Once again, as at the previous Kigoma by-election, the CCM party had pulled out all the stops to ensure that it would win the Igunga by-election decisively. CCM Secretary-General Horace Kolimba assured villagers that an initial TShs 900,000 would be provided before the by-election date to pay cotton growers for their crops sold in 1992/93. The government had previously provided TShs 770,000 to cooperative societies but TShs 3.2 million had been ‘squandered’ by society officials according to the Daily News.



Yet, in spite of this intensive campaigning at Igunga the total opposition vote (for all parties) at the by-election reached 43.5% of those voting – a much higher figure than in previous by-elections. In Kwahani, Zanzibar it had been only 11% (most parties boycotted the by-election), at Ileje it had been 21.5% and at Kigoma it had reached 27.3% (see graph). The opposition remains divided however and steps taken by four parties to unite (Bulletin No 48) have made little further progress. A factor which probably influences some party leaders is that all registered parties, however limited then support, can receive government subsidies to cover some of their costs in by-elections.


CCM received very bad news when, in mid-August the High Court ruled that the Kigoma by-election result was nu1 and void. The CCM party had made very considerable efforts to win this by-election and the happy result had been the cause of much celebration in the party around the country.

However, as explained in Bulletin No 48, there had been many irregularities in the CCM campaign. The court accepted four of the fourteen grounds of complaint submitted by the CHADEMA candidate in the by-election, Dr. Aman Kabourou, who had come second, and required the CCM candidate, Mr Azim Premji, to pay Dr. Kabourou’s costs. Respondents in the petition, the Attorney General and Mr Premji, were given 14 days to appeal.
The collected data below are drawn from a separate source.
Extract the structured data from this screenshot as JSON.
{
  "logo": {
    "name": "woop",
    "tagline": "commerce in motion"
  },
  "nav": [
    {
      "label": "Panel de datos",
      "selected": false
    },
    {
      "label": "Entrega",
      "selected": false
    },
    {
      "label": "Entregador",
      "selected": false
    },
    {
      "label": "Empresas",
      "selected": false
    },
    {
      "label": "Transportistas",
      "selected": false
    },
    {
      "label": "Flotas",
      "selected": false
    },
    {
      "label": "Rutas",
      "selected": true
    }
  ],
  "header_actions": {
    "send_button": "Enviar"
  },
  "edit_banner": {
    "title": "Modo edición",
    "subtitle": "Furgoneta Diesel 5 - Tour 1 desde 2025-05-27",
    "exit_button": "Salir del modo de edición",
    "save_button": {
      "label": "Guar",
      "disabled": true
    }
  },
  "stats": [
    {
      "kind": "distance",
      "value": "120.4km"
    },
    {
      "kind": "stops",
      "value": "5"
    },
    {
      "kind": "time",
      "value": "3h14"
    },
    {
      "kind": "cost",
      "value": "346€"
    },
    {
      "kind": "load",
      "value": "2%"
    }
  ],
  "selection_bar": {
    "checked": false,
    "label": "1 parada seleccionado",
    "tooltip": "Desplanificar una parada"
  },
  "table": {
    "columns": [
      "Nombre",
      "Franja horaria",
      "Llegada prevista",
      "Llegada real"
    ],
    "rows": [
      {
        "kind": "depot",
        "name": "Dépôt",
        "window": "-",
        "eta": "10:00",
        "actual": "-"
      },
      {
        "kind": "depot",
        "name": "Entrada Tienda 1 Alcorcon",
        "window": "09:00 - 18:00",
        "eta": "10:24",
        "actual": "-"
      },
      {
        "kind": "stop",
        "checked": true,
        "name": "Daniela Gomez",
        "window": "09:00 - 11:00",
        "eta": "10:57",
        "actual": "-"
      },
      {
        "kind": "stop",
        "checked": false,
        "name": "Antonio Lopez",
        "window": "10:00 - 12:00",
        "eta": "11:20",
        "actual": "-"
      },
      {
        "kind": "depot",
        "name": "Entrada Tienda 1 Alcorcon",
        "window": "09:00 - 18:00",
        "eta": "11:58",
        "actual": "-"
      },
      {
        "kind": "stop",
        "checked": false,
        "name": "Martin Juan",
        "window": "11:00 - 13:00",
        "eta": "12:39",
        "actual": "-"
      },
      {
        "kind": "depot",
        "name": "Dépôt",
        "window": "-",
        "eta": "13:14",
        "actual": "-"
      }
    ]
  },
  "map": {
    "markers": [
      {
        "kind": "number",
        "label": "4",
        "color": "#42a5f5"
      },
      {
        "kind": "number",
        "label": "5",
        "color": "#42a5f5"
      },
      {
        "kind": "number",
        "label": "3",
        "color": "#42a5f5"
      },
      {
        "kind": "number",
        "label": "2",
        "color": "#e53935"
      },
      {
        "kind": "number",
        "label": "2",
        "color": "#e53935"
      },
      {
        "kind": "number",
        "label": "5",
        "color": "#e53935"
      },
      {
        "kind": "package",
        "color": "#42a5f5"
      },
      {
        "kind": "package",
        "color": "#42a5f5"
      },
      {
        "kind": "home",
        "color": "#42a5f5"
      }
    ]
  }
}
The main complaints had centred on participation in the campaign by President Mwinyi using government transport and the CCM bias of Radio Tanzania.

Full reactions to the news about the Kigoma result were not available as we went to press but one citizen in Dar es Salaam was quoted as saying that the court’s verdict had tarnished the image of President Mwinyi because he had taken such an active role in the by-election. The CCM MP for Karatu was quoted as saying that the monopoly of Radio Tanzania by the ruling party was unfair and that there should be a reasonable allocation of radio time for other parties. The MP for Mufindi said that the CCM had panicked. There had been no reason for the senior leadership of the country to campaign for Azim Premji.

The next by-election will be in Tabora North. Although six parties originally named their candidates for the contest there is some uncertainty as to whether most of the opposition parties will take part as they doubt whether it will be free and fair.